A minimal, runnable example that loads spectra from an MGF file and computes pairwise cosine scores:

from matchms.importing import load_from_mgf
from matchms import calculate_scores
from matchms.similarity import CosineGreedy

def main():
    # Load spectra from an MGF file
    spectra = list(load_from_mgf("data.mgf"))

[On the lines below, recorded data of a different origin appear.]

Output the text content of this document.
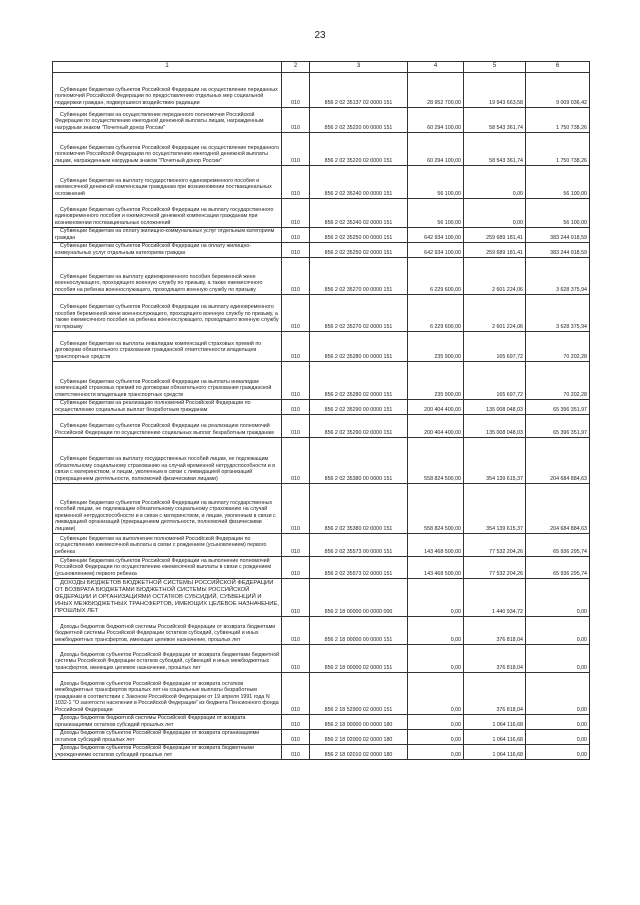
23
1	2	3	4	5	6
Субвенции бюджетам субъектов Российской Федерации на осуществление переданных полномочий Российской Федерации по предоставлению отдельных мер социальной поддержки граждан, подвергшихся воздействию радиации	010	856 2 02 35137 02 0000 151	28 952 700,00	19 943 663,58	9 009 036,42
Субвенции бюджетам на осуществление переданного полномочия Российской Федерации по осуществлению ежегодной денежной выплаты лицам, награжденным нагрудным знаком "Почетный донор России"	010	856 2 02 35220 00 0000 151	60 294 100,00	58 543 361,74	1 750 738,26
Субвенции бюджетам субъектов Российской Федерации на осуществление переданного полномочия Российской Федерации по осуществлению ежегодной денежной выплаты лицам, награжденным нагрудным знаком "Почетный донор России"	010	856 2 02 35220 02 0000 151	60 294 100,00	58 543 361,74	1 750 738,26
Субвенции бюджетам на выплату государственного единовременного пособия и ежемесячной денежной компенсации гражданам при возникновении поствакцинальных осложнений	010	856 2 02 35240 00 0000 151	56 100,00	0,00	56 100,00
Субвенции бюджетам субъектов Российской Федерации на выплату государственного единовременного пособия и ежемесячной денежной компенсации гражданам при возникновении поствакцинальных осложнений	010	856 2 02 35240 02 0000 151	56 100,00	0,00	56 100,00
Субвенции бюджетам на оплату жилищно-коммунальных услуг отдельным категориям граждан	010	856 2 02 35250 00 0000 151	642 934 100,00	259 689 181,41	383 244 918,59
Субвенции бюджетам субъектов Российской Федерации на оплату жилищно-коммунальных услуг отдельным категориям граждан	010	856 2 02 35250 02 0000 151	642 934 100,00	259 689 181,41	383 244 918,59
Субвенции бюджетам на выплату единовременного пособия беременной жене военнослужащего, проходящего военную службу по призыву, а также ежемесячного пособия на ребенка военнослужащего, проходящего военную службу по призыву	010	856 2 02 35270 00 0000 151	6 229 600,00	2 601 224,06	3 628 375,94
Субвенции бюджетам субъектов Российской Федерации на выплату единовременного пособия беременной жене военнослужащего, проходящего военную службу по призыву, а также ежемесячного пособия на ребенка военнослужащего, проходящего военную службу по призыву	010	856 2 02 35270 02 0000 151	6 229 600,00	2 601 224,06	3 628 375,94
Субвенции бюджетам на выплаты инвалидам компенсаций страховых премий по договорам обязательного страхования гражданской ответственности владельцев транспортных средств	010	856 2 02 35280 00 0000 151	235 900,00	165 697,72	70 202,28
Субвенции бюджетам субъектов Российской Федерации на выплаты инвалидам компенсаций страховых премий по договорам обязательного страхования гражданской ответственности владельцев транспортных средств	010	856 2 02 35280 02 0000 151	235 900,00	165 697,72	70 202,28
Субвенции бюджетам на реализацию полномочий Российской Федерации по осуществлению социальных выплат безработным гражданам	010	856 2 02 35290 00 0000 151	200 404 400,00	135 008 048,03	65 396 351,97
Субвенции бюджетам субъектов Российской Федерации на реализацию полномочий Российской Федерации по осуществлению социальных выплат безработным гражданам	010	856 2 02 35290 02 0000 151	200 404 400,00	135 008 048,03	65 396 351,97
Субвенции бюджетам на выплату государственных пособий лицам, не подлежащим обязательному социальному страхованию на случай временной нетрудоспособности и в связи с материнством, и лицам, уволенным в связи с ликвидацией организаций (прекращением деятельности, полномочий физическими лицами)	010	856 2 02 35380 00 0000 151	558 824 500,00	354 139 615,37	204 684 884,63
Субвенции бюджетам субъектов Российской Федерации на выплату государственных пособий лицам, не подлежащим обязательному социальному страхованию на случай временной нетрудоспособности и в связи с материнством, и лицам, уволенным в связи с ликвидацией организаций (прекращением деятельности, полномочий физическими лицами)	010	856 2 02 35380 02 0000 151	558 824 500,00	354 139 615,37	204 684 884,63
Субвенции бюджетам на выполнение полномочий Российской Федерации по осуществлению ежемесячной выплаты в связи с рождением (усыновлением) первого ребенка	010	856 2 02 35573 00 0000 151	143 468 500,00	77 532 204,26	65 936 295,74
Субвенции бюджетам субъектов Российской Федерации на выполнение полномочий Российской Федерации по осуществлению ежемесячной выплаты в связи с рождением (усыновлением) первого ребенка	010	856 2 02 35573 02 0000 151	143 468 500,00	77 532 204,26	65 936 295,74
ДОХОДЫ БЮДЖЕТОВ БЮДЖЕТНОЙ СИСТЕМЫ РОССИЙСКОЙ ФЕДЕРАЦИИ ОТ ВОЗВРАТА БЮДЖЕТАМИ БЮДЖЕТНОЙ СИСТЕМЫ РОССИЙСКОЙ ФЕДЕРАЦИИ И ОРГАНИЗАЦИЯМИ ОСТАТКОВ СУБСИДИЙ, СУБВЕНЦИЙ И ИНЫХ МЕЖБЮДЖЕТНЫХ ТРАНСФЕРТОВ, ИМЕЮЩИХ ЦЕЛЕВОЕ НАЗНАЧЕНИЕ, ПРОШЛЫХ ЛЕТ	010	856 2 18 00000 00 0000 000	0,00	1 440 934,72	0,00
Доходы бюджетов бюджетной системы Российской Федерации от возврата бюджетами бюджетной системы Российской Федерации остатков субсидий, субвенций и иных межбюджетных трансфертов, имеющих целевое назначение, прошлых лет	010	856 2 18 00000 00 0000 151	0,00	376 818,04	0,00
Доходы бюджетов субъектов Российской Федерации от возврата бюджетами бюджетной системы Российской Федерации остатков субсидий, субвенций и иных межбюджетных трансфертов, имеющих целевое назначение, прошлых лет	010	856 2 18 00000 02 0000 151	0,00	376 818,04	0,00
Доходы бюджетов субъектов Российской Федерации от возврата остатков межбюджетных трансфертов прошлых лет на социальные выплаты безработным гражданам в соответствии с Законом Российской Федерации от 19 апреля 1991 года N 1032-1 "О занятости населения в Российской Федерации" из бюджета Пенсионного фонда Российской Федерации	010	856 2 18 52900 02 0000 151	0,00	376 818,04	0,00
Доходы бюджетов бюджетной системы Российской Федерации от возврата организациями остатков субсидий прошлых лет	010	856 2 18 00000 00 0000 180	0,00	1 064 116,68	0,00
Доходы бюджетов субъектов Российской Федерации от возврата организациями остатков субсидий прошлых лет	010	856 2 18 02000 02 0000 180	0,00	1 064 116,68	0,00
Доходы бюджетов субъектов Российской Федерации от возврата бюджетными учреждениями остатков субсидий прошлых лет	010	856 2 18 02010 02 0000 180	0,00	1 064 116,68	0,00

    # Compute similarity scores (all-vs-all)
    scores = calculate_scores(
        references=spectra,
        queries=spectra,
        similarity_function=CosineGreedy()
    )

    # Iterate over computed scores
    for (reference_idx, query_idx, score, n_matches) in scores:
        print(
            f"ref={reference_idx:>3} query={query_idx:>3} "
            f"cosine={score:.4f} matches={n_matches}"
        )

if __name__ == "__main__":
    main()

5. Implementation Details

Data model: Matchms operates on
```
Spectrum
```
objects containing peak m/z and intensity arrays plus metadata (e.g., precursor m/z, charge, compound name/identifier).
Filtering stage: Typical pipelines apply filters to:
- standardize/repair metadata fields,
- remove noise peaks (e.g., by intensity threshold or m/z window rules),
- normalize intensities (commonly to a maximum of 1.0 or to unit norm). See
```
references/filtering.md
```
  for filter patterns and recommended sequences.
Cosine similarity (Greedy/Hungarian):
- Peaks are matched within an m/z tolerance (implementation-specific defaults; configure via the similarity class parameters).
- Greedy matching selects best available peak matches iteratively.
- Hungarian matching solves an assignment problem to maximize total match score under one-to-one constraints.
Modified Cosine:
- Extends cosine matching by allowing peak alignment with a precursor mass shift, improving matching for related compounds/adducts.
- Typically requires precursor m/z metadata to be present and consistent.
Fingerprint similarity (optional):
- Requires molecular fingerprints (often derived via RDKit) and compares spectra/compounds using fingerprint similarity metrics.
- Use when you have structure annotations or can compute fingerprints reliably.
Workflow reproducibility:
- Prefer explicit, ordered filter chains and pinned dependency versions.
- Store configuration (tolerances, normalization choices, filters used) alongside results for traceability. See
```
references/workflows.md
```
  for pipeline organization guidance.